Another major attraction for both the locals and the tourists is the Space Center Houston, the official visitors’ center of the NASA’s Johnson Space Center. Other attractions include The Galleria, SplashTown Waterpark Houston, Sam Houston Race Park, Downtown Aquarium, as well as over 337 public parks and gardens, most notably Hermann Park, Memorial Park, Tranquillity Park and Lake Houston Park.
Houston hosts the annual Houston Livestock Show and Rodeo, the largest event of this kind in the world.
As for the higher education, Houston has four different state universities. The University of Houston is the flagship institution of the University of Houston System and a Tier One research university with a national recognition. Other three state universities in the city include the University of Houston - Clear Lake, The University of Houston - Downtown and Texas Southern University. The city also has a number of private institutions of higher education. Rice University is probably the most prestigious of them as it is often considered to be one of the top 20 universities in the United States.
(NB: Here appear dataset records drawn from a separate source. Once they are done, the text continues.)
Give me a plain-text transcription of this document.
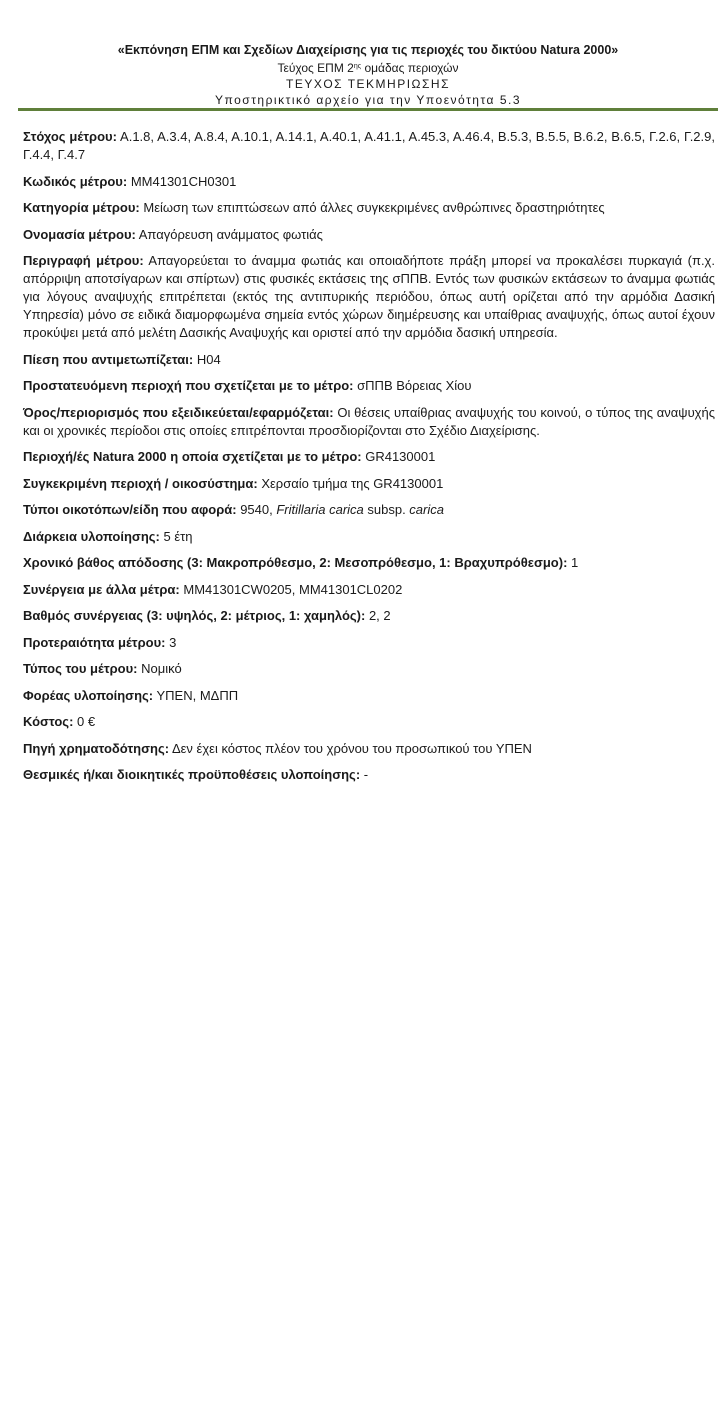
«Εκπόνηση ΕΠΜ και Σχεδίων Διαχείρισης για τις περιοχές του δικτύου Natura 2000»
Τεύχος ΕΠΜ $2^{\eta\varsigma}$ ομάδας περιοχών
ΤΕΥΧΟΣ ΤΕΚΜΗΡΙΩΣΗΣ
Υποστηρικτικό αρχείο για την Υποενότητα 5.3
Στόχος μέτρου: Α.1.8, Α.3.4, Α.8.4, Α.10.1, Α.14.1, Α.40.1, Α.41.1, Α.45.3, Α.46.4, Β.5.3, Β.5.5, Β.6.2, Β.6.5, Γ.2.6, Γ.2.9, Γ.4.4, Γ.4.7
Κωδικός μέτρου: MM41301CH0301
Κατηγορία μέτρου: Μείωση των επιπτώσεων από άλλες συγκεκριμένες ανθρώπινες δραστηριότητες
Ονομασία μέτρου: Απαγόρευση ανάμματος φωτιάς
Περιγραφή μέτρου: Απαγορεύεται το άναμμα φωτιάς και οποιαδήποτε πράξη μπορεί να προκαλέσει πυρκαγιά (π.χ. απόρριψη αποτσίγαρων και σπίρτων) στις φυσικές εκτάσεις της σΠΠΒ. Εντός των φυσικών εκτάσεων το άναμμα φωτιάς για λόγους αναψυχής επιτρέπεται (εκτός της αντιπυρικής περιόδου, όπως αυτή ορίζεται από την αρμόδια Δασική Υπηρεσία) μόνο σε ειδικά διαμορφωμένα σημεία εντός χώρων διημέρευσης και υπαίθριας αναψυχής, όπως αυτοί έχουν προκύψει μετά από μελέτη Δασικής Αναψυχής και οριστεί από την αρμόδια δασική υπηρεσία.
Πίεση που αντιμετωπίζεται: H04
Προστατευόμενη περιοχή που σχετίζεται με το μέτρο: σΠΠΒ Βόρειας Χίου
Όρος/περιορισμός που εξειδικεύεται/εφαρμόζεται: Οι θέσεις υπαίθριας αναψυχής του κοινού, ο τύπος της αναψυχής και οι χρονικές περίοδοι στις οποίες επιτρέπονται προσδιορίζονται στο Σχέδιο Διαχείρισης.
Περιοχή/ές Natura 2000 η οποία σχετίζεται με το μέτρο: GR4130001
Συγκεκριμένη περιοχή / οικοσύστημα: Χερσαίο τμήμα της GR4130001
Τύποι οικοτόπων/είδη που αφορά: 9540, Fritillaria carica subsp. carica
Διάρκεια υλοποίησης: 5 έτη
Χρονικό βάθος απόδοσης (3: Μακροπρόθεσμο, 2: Μεσοπρόθεσμο, 1: Βραχυπρόθεσμο): 1
Συνέργεια με άλλα μέτρα: MM41301CW0205, MM41301CL0202
Βαθμός συνέργειας (3: υψηλός, 2: μέτριος, 1: χαμηλός): 2, 2
Προτεραιότητα μέτρου: 3
Τύπος του μέτρου: Νομικό
Φορέας υλοποίησης: ΥΠΕΝ, ΜΔΠΠ
Κόστος: 0 €
Πηγή χρηματοδότησης: Δεν έχει κόστος πλέον του χρόνου του προσωπικού του ΥΠΕΝ
Θεσμικές ή/και διοικητικές προϋποθέσεις υλοποίησης: -
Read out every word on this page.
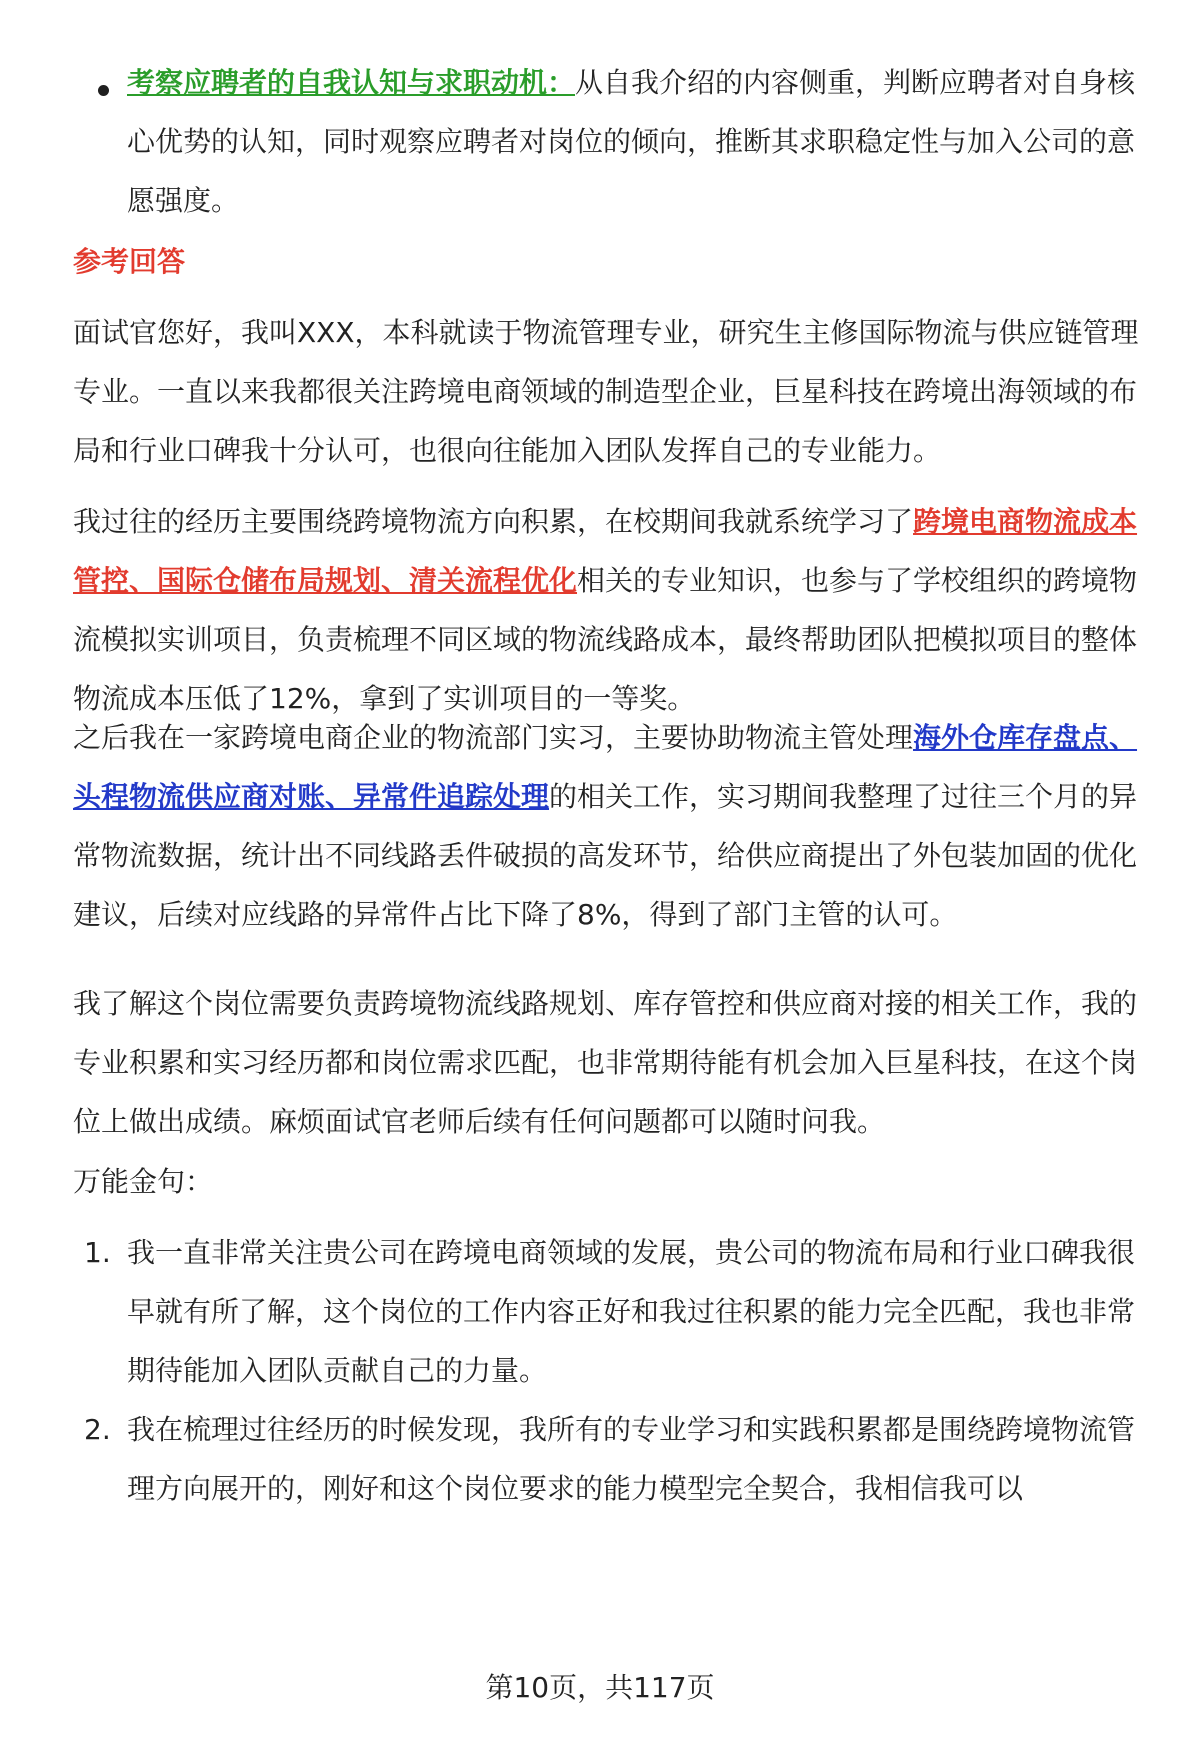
考察应聘者的自我认知与求职动机：从自我介绍的内容侧重，判断应聘者对自身核心优势的认知，同时观察应聘者对岗位的倾向，推断其求职稳定性与加入公司的意愿强度。

参考回答

面试官您好，我叫XXX，本科就读于物流管理专业，研究生主修国际物流与供应链管理专业。一直以来我都很关注跨境电商领域的制造型企业，巨星科技在跨境出海领域的布局和行业口碑我十分认可，也很向往能加入团队发挥自己的专业能力。

我过往的经历主要围绕跨境物流方向积累，在校期间我就系统学习了跨境电商物流成本管控、国际仓储布局规划、清关流程优化相关的专业知识，也参与了学校组织的跨境物流模拟实训项目，负责梳理不同区域的物流线路成本，最终帮助团队把模拟项目的整体物流成本压低了12%，拿到了实训项目的一等奖。

之后我在一家跨境电商企业的物流部门实习，主要协助物流主管处理海外仓库存盘点、头程物流供应商对账、异常件追踪处理的相关工作，实习期间我整理了过往三个月的异常物流数据，统计出不同线路丢件破损的高发环节，给供应商提出了外包装加固的优化建议，后续对应线路的异常件占比下降了8%，得到了部门主管的认可。

我了解这个岗位需要负责跨境物流线路规划、库存管控和供应商对接的相关工作，我的专业积累和实习经历都和岗位需求匹配，也非常期待能有机会加入巨星科技，在这个岗位上做出成绩。麻烦面试官老师后续有任何问题都可以随时问我。

万能金句：

1. 我一直非常关注贵公司在跨境电商领域的发展，贵公司的物流布局和行业口碑我很早就有所了解，这个岗位的工作内容正好和我过往积累的能力完全匹配，我也非常期待能加入团队贡献自己的力量。

2. 我在梳理过往经历的时候发现，我所有的专业学习和实践积累都是围绕跨境物流管理方向展开的，刚好和这个岗位要求的能力模型完全契合，我相信我可以

第10页，共117页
Houston is served by three large airports, two of which are commercial. The primary airport is George Bush Intercontinental Airport, the sixth-busiest airport in the USA. Houston was the headquarters of Continental Airlines until the company merged with United Airlines in 2010 and the headquarters moved to Chicago.
The city has a large number of bicycle commuters and a public bicycle sharing system called Houston B-Cycle.
Houston is home to three major league professional sports franchises: Houston Texans (NFL), Houston Rockets (NBA) and Houston Astros (MLB). It is also home of the Houston Dynamo of the Major League Soccer and Houston Aeros of the American Hockey League.